Fist fight at Holy Sepulchre

Orthodox and Armenian clerics trade punches

An Israeli police officer holds back a member of the Armenian clergy (left) in the church of the Holy Sepulchre in Jerusalem's Old City, yesterday.

An Israeli police officer holds back a member of the Armenian clergy (left) in the church of the Holy Sepulchre in Jerusalem's Old City, yesterday.

Greek Orthodox and Armenian worshippers traded blows yesterday in the church of the Holy Sepulchre, where Christian denominations jealously protect their hold over areas of the traditional site of Jesus's crucifixion, Reuters reported.

Israeli police and troops moved into the shrine, which the faithful also believe contains the tomb of Jesus, to bring the brawl under control. They said they arrested two clerics - one from each side.

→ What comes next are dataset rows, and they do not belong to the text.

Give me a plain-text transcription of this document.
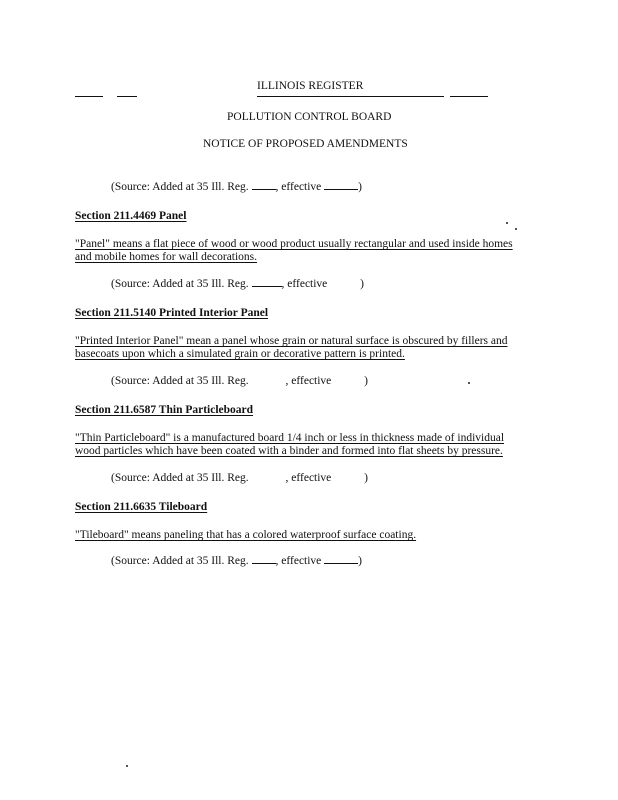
ILLINOIS REGISTER
POLLUTION CONTROL BOARD
NOTICE OF PROPOSED AMENDMENTS
(Source: Added at 35 Ill. Reg. , effective	)
Section 211.4469 Panel
"Panel" means a flat piece of wood or wood product usually rectangular and used inside homes
and mobile homes for wall decorations.
(Source: Added at 35 Ill. Reg.	, effective	)
Section 211.5140 Printed Interior Panel
"Printed Interior Panel" mean a panel whose grain or natural surface is obscured by fillers and
basecoats upon which a simulated grain or decorative pattern is printed.
(Source: Added at 35 Ill. Reg.	, effective	)
Section 211.6587 Thin Particleboard
"Thin Particleboard" is a manufactured board 1/4 inch or less in thickness made of individual
wood particles which have been coated with a binder and formed into flat sheets by pressure.
(Source: Added at 35 Ill. Reg.	, effective	)
Section 211.6635 Tileboard
"Tileboard" means paneling that has a colored waterproof surface coating.
(Source: Added at 35 Ill. Reg. , effective	)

Police spokesman Micky Rosenfeld said the incident flared during the Feast of the Cross, a ceremony in which the Armenian community commemorates what it believes was the fourth century discovery of the cross upon which Jesus was crucified.

The police said the clerics were arrested after a fist-fight erupted during a procession of worshippers in the church, the traditional site of Jesus's crucifixion and resurrection.

In the scuffle that took place, dozens of worshippers, dressed in the vestments of the Greek Orthodox and Armenian denominations, traded kicks and punches, knocking down tapestries and toppling decorations at the site in Arab East Jerusalem.

At some point they literally kicked, punched and lashed out at each other with candles at the revered spots.

Skynews said several followers were left with black eyes, bruises and cuts as priests tried to tear their rivals' robes off in the brawl.

Fights are not uncommon in the church of the Holy Sepulchre between Christian denominations who are responsible for maintaining its different chambers. Such are the rivalries that the church keys have been entrusted for centuries to two Muslim families.

Six Christian groups control the ancient church, which serves as the headquarters of the Greek Orthodox Patriarch of Jerusalem.

They regularly fight over turf and influence, and police are occasionally forced to intervene.

The site is venerated by most Christians as Golgotha, (the Hill of Calvary) while the church has been an important pilgrimage destination since at least the fourth century.

The early Christian community of Jerusalem appears to have held liturgical celebrations at Christ's tomb from the time of the resurrection until the city was taken by the Romans in 66 AD. Less than a century later, in 135 AD, Emperor Hadrian filled in the quarry to provide a level foundation for a pagan temple. The site remained buried beneath the pagan temple until Emperor Constantin the Great converted to Christianity in 312 AD.